Locksley, who grew up in nearby Washington, D.C., was hired in large part because of his familiarity with the program and its home recruiting grounds – he spent five years on the Maryland staffs of Ron Vanderlinden and Ralph Friedgen, and from 2012-15 with Randy Edsall, then was Maryland’s interim coach for a half-season in 2015. He hired a staff filled with similar connections to Maryland. And when he arrived, he already had more than passing acquaintance with at least some members of the current roster.

But Locksley is bringing a lot of Alabama to Maryland. Back when Durkin was hired in 2015, Locksley could have remained on staff; instead he went to Alabama with a transparent goal: “To get under coach Saban and to be able to learn from him and get behind the walls of that place, because of the success they’d had.”

Locksley says he filled notebooks with nuggets gleaned from Saban, ideas on organizational and philosophical structure he has begun implementing at Maryland. Externally, a visitor might notice a change in how the Terps practice; they follow Saban’s innovative routine of essentially holding two side-by-side, simultaneous sessions in order to work more players. But it’s in Maryland’s organizational flow chart of titles and responsibilities – recruiting and player development – that the Terps under Locksley will attempt to most mimic the Tide.

“The three years I spent there was getting to understand the ‘why’ behind it,” Locksley says. “How it’s set up, why it’s set up that way, how does it function, how does it make us better?”

How did it make him better? Last January, Saban praised Locksley’s leadership qualities and rapport with players and said: “I think he’ll do really well.”

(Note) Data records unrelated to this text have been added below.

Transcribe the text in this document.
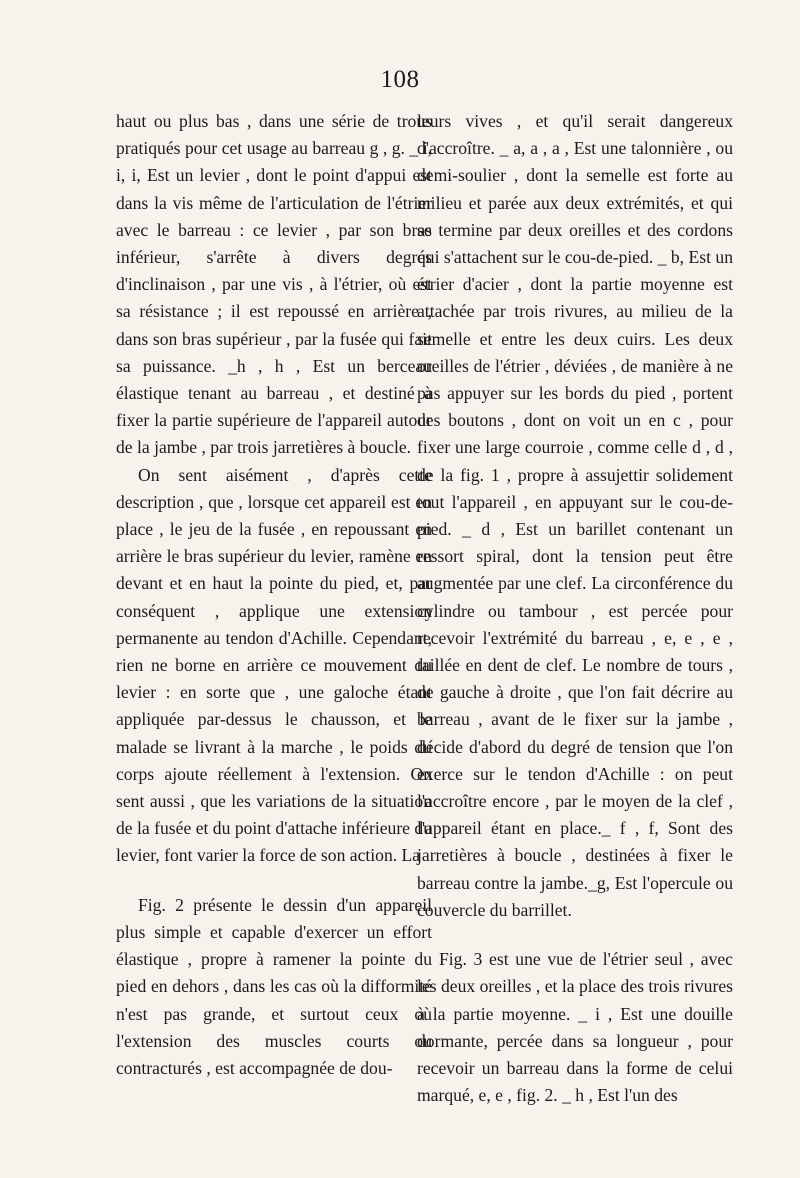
108

haut ou plus bas , dans une série de trous pratiqués pour cet usage au barreau g , g. _ i, i, i, Est un levier , dont le point d'appui est dans la vis même de l'articulation de l'étrier avec le barreau : ce levier , par son bras inférieur, s'arrête à divers degrés d'inclinaison , par une vis , à l'étrier, où est sa résistance ; il est repoussé en arrière , dans son bras supérieur , par la fusée qui fait sa puissance. _h , h , Est un berceau élastique tenant au barreau , et destiné à fixer la partie supérieure de l'appareil autour de la jambe , par trois jarretières à boucle.

On sent aisément , d'après cette description , que , lorsque cet appareil est en place , le jeu de la fusée , en repoussant en arrière le bras supérieur du levier, ramène en devant et en haut la pointe du pied, et, par conséquent , applique une extension permanente au tendon d'Achille. Cependant, rien ne borne en arrière ce mouvement du levier : en sorte que , une galoche étant appliquée par-dessus le chausson, et le malade se livrant à la marche , le poids du corps ajoute réellement à l'extension. On sent aussi , que les variations de la situation de la fusée et du point d'attache inférieure du levier, font varier la force de son action. La

Fig. 2 présente le dessin d'un appareil plus simple et capable d'exercer un effort élastique , propre à ramener la pointe du pied en dehors , dans les cas où la difformité n'est pas grande, et surtout ceux où l'extension des muscles courts ou contracturés , est accompagnée de dou-

leurs vives , et qu'il serait dangereux d'accroître. _ a, a , a , Est une talonnière , ou demi-soulier , dont la semelle est forte au milieu et parée aux deux extrémités, et qui se termine par deux oreilles et des cordons qui s'attachent sur le cou-de-pied. _ b, Est un étrier d'acier , dont la partie moyenne est attachée par trois rivures, au milieu de la semelle et entre les deux cuirs. Les deux oreilles de l'étrier , déviées , de manière à ne pas appuyer sur les bords du pied , portent des boutons , dont on voit un en c , pour fixer une large courroie , comme celle d , d , de la fig. 1 , propre à assujettir solidement tout l'appareil , en appuyant sur le cou-de-pied. _ d , Est un barillet contenant un ressort spiral, dont la tension peut être augmentée par une clef. La circonférence du cylindre ou tambour , est percée pour recevoir l'extrémité du barreau , e, e , e , taillée en dent de clef. Le nombre de tours , de gauche à droite , que l'on fait décrire au barreau , avant de le fixer sur la jambe , décide d'abord du degré de tension que l'on exerce sur le tendon d'Achille : on peut l'accroître encore , par le moyen de la clef , l'appareil étant en place._ f , f, Sont des jarretières à boucle , destinées à fixer le barreau contre la jambe._g, Est l'opercule ou couvercle du barrillet.

Fig. 3 est une vue de l'étrier seul , avec les deux oreilles , et la place des trois rivures à la partie moyenne. _ i , Est une douille dormante, percée dans sa longueur , pour recevoir un barreau dans la forme de celui marqué, e, e , fig. 2. _ h , Est l'un des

“Every head-coaching position is a little bit different in terms of who you can recruit, how you can recruit, what kind of support do you have in the program, and I think he’s got a challenging job ahead of him. But I think if anybody has a chance to be successful in that position, I think Mike is the guy that could do it.”

Referring to Saban and Alabama, Locksley likes to say “success leaves clues.” What does that New Mexico failure leave? How will his time at Alabama make Maryland better? As an improbable dream turns to reality, we’re about to find out.